Jonathan Litt, founder and chief executive officer of LandandBuildings, a Greenwich Connecticut-based hedge fund focused on real estate, released a report in September suggesting Las Vegas Sands Corp. (LVS) might be worth double its $44 a share stock price by splitting into separate casino, retail and hotel companies, taking advantage of REIT structures. The casino company can grow faster without being attached to real estate, he said.
Sheldon Adelson, chairman and CEO of Las Vegas-based Sands, said on a Nov. 1 conference call that he would consider selling or spinning off the company’s retail properties.
Excluding mortgage REITs, property trusts have raised record amounts of cash through equity and debt sales in the past three years as investors seek yields higher than those offered by U.S. government notes.
Penn National’s REIT shareholders are expected to receive the property company’s income as an ordinary dividend -- estimated at $2.36 per share, based on 2013 earnings guidance.

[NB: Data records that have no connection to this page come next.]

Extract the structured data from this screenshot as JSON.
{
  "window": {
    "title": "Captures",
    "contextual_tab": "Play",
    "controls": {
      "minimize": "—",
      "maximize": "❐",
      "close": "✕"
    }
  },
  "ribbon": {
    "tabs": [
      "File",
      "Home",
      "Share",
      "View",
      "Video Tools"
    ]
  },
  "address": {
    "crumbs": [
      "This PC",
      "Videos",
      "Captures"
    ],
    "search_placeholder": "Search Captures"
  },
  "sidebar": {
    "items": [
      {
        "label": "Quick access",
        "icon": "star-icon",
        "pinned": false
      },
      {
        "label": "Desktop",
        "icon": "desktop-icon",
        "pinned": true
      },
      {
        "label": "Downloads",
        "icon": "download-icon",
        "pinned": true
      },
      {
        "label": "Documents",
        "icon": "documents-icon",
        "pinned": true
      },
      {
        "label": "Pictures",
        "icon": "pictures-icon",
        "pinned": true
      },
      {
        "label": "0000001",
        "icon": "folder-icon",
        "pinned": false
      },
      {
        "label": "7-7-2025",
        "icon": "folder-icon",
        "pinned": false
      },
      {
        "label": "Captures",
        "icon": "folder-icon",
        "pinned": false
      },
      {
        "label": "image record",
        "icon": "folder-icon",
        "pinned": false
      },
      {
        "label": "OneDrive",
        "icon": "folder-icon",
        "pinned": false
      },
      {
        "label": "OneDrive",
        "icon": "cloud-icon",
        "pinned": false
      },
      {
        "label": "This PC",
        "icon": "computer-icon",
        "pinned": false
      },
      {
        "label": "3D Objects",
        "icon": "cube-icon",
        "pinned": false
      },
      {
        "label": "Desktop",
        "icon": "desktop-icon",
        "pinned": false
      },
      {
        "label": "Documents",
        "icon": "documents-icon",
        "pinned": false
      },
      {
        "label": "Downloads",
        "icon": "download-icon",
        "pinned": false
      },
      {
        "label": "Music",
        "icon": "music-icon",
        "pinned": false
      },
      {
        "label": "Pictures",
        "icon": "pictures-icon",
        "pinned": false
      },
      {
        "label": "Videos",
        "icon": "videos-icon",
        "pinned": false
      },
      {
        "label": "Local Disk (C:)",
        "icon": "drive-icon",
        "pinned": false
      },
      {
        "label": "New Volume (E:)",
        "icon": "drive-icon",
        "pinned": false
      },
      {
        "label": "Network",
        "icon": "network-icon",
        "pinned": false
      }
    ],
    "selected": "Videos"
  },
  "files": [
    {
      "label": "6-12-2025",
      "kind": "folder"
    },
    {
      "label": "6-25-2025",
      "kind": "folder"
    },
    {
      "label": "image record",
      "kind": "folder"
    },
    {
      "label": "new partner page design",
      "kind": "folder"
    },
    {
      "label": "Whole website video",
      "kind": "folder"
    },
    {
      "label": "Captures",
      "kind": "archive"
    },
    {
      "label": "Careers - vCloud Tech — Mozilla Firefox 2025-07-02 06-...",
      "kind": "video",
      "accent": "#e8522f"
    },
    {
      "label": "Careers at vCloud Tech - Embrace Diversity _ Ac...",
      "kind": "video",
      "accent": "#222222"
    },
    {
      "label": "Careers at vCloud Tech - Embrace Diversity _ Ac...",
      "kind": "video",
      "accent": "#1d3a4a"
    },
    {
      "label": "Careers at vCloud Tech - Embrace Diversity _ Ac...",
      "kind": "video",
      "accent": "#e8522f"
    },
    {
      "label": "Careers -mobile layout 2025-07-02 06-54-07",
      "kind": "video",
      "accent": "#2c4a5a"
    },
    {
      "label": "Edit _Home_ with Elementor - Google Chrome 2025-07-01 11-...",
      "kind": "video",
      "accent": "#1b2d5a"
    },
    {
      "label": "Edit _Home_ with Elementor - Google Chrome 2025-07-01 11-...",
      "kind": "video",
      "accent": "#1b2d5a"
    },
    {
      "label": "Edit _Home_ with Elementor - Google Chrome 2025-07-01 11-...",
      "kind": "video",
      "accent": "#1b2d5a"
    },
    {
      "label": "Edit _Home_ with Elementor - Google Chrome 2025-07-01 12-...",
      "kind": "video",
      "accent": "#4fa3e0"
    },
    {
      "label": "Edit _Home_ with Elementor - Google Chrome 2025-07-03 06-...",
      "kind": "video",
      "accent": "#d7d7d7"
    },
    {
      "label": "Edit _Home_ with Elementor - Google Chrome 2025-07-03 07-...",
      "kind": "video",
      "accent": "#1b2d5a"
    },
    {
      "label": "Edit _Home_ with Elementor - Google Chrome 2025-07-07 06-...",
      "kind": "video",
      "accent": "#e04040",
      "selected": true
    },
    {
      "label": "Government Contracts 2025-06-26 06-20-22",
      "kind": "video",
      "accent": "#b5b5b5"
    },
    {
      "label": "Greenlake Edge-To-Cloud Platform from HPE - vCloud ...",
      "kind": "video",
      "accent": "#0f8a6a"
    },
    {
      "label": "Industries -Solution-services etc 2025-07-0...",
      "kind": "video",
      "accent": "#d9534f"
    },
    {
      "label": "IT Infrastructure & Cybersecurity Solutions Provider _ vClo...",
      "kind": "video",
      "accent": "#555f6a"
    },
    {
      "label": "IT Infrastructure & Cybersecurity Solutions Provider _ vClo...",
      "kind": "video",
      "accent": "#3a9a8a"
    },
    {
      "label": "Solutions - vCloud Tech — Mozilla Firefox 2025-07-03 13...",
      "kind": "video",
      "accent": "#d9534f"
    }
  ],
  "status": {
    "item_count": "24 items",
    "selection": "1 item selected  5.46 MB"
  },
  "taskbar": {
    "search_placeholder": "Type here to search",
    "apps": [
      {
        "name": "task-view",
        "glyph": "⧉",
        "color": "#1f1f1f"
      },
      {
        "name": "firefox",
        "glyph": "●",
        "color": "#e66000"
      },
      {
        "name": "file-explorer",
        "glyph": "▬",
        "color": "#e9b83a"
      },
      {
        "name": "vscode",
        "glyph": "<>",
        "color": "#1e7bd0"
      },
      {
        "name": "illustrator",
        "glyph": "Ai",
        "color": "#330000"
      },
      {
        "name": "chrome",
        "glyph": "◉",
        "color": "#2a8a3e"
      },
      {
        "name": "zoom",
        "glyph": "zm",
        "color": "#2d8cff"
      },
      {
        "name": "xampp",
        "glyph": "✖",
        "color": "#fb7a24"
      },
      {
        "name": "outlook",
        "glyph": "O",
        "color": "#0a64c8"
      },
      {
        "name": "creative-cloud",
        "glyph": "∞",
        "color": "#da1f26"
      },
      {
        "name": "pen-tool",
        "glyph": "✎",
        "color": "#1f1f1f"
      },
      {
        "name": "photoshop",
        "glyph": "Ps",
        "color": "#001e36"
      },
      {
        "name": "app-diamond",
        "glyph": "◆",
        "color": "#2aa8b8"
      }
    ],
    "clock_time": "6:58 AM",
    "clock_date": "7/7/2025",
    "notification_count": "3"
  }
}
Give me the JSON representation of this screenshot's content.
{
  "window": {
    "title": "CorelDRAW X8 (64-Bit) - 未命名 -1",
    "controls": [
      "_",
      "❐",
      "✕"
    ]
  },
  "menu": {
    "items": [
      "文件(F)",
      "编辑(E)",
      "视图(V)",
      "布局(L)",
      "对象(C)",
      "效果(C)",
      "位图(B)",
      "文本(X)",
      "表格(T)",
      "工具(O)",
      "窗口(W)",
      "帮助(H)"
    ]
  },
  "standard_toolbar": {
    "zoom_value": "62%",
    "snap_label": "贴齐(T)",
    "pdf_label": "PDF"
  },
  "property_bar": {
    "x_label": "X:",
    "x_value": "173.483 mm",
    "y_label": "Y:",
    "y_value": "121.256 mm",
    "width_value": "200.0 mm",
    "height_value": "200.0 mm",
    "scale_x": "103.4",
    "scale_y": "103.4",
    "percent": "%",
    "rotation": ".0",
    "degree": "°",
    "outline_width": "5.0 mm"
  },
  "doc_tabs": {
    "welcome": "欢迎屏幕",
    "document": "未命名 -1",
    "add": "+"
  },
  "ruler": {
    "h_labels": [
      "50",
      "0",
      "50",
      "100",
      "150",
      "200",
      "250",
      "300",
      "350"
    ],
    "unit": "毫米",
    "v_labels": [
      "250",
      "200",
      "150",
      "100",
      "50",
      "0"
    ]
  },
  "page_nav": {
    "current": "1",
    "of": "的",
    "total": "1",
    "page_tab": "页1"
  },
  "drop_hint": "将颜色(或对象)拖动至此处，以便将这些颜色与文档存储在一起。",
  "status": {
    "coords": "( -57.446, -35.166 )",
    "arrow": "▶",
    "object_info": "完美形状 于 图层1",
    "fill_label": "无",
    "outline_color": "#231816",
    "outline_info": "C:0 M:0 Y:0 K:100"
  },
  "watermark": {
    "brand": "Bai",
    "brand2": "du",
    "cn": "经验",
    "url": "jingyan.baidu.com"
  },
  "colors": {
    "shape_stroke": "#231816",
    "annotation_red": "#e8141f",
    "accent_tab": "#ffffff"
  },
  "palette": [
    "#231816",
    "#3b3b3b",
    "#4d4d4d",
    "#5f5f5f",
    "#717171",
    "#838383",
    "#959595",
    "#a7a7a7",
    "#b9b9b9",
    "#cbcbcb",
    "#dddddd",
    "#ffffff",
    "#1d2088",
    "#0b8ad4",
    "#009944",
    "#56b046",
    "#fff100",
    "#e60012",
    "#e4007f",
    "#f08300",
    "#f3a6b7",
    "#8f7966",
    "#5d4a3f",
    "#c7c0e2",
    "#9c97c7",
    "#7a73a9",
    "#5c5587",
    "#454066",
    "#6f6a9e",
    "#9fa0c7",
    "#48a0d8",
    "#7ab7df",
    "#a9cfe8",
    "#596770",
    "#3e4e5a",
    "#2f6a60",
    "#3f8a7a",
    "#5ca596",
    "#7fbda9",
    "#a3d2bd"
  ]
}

The company forecast 2013 profit of $2.62 a share on revenue of $3.2 billion and adjusted earnings before interest, tax, depreciation and amortization of $905.1 million.
Casinos in Baton Rouge, Louisiana, and Perryville, Maryland, will also be owned by the REIT and held in a taxable subsidiary. Eight other tracks and casinos, including four joint ventures, will remain owned by Penn National. Two Ohio racetracks, pending relocation, will become part of the REIT.
Penn National received a settlement from Fortress Investment Group LLC (FIG) and Centerbridge Partners LP after the private-equity companies abandoned a leveraged buyout in July 2008. The firms paid a $225 million breakup fee and invested $1.25 billion in interest-free preferred stock.
Fortress, which holds $975 million of the preferred, agreed to reduce its holdings to facilitate the planned split. The private-equity firm can exchange its stake for $67 a share, or 14.6 million common shares.
Wells Fargo Securities and Bank of America Merrill Lynch are serving as financial advisers to Penn National. Wachtell, Lipton, Rosen & Katz is serving as legal counsel to Penn National and Skadden, Arps, Slate, Meagher & Flom LLP is also advising for tax matters.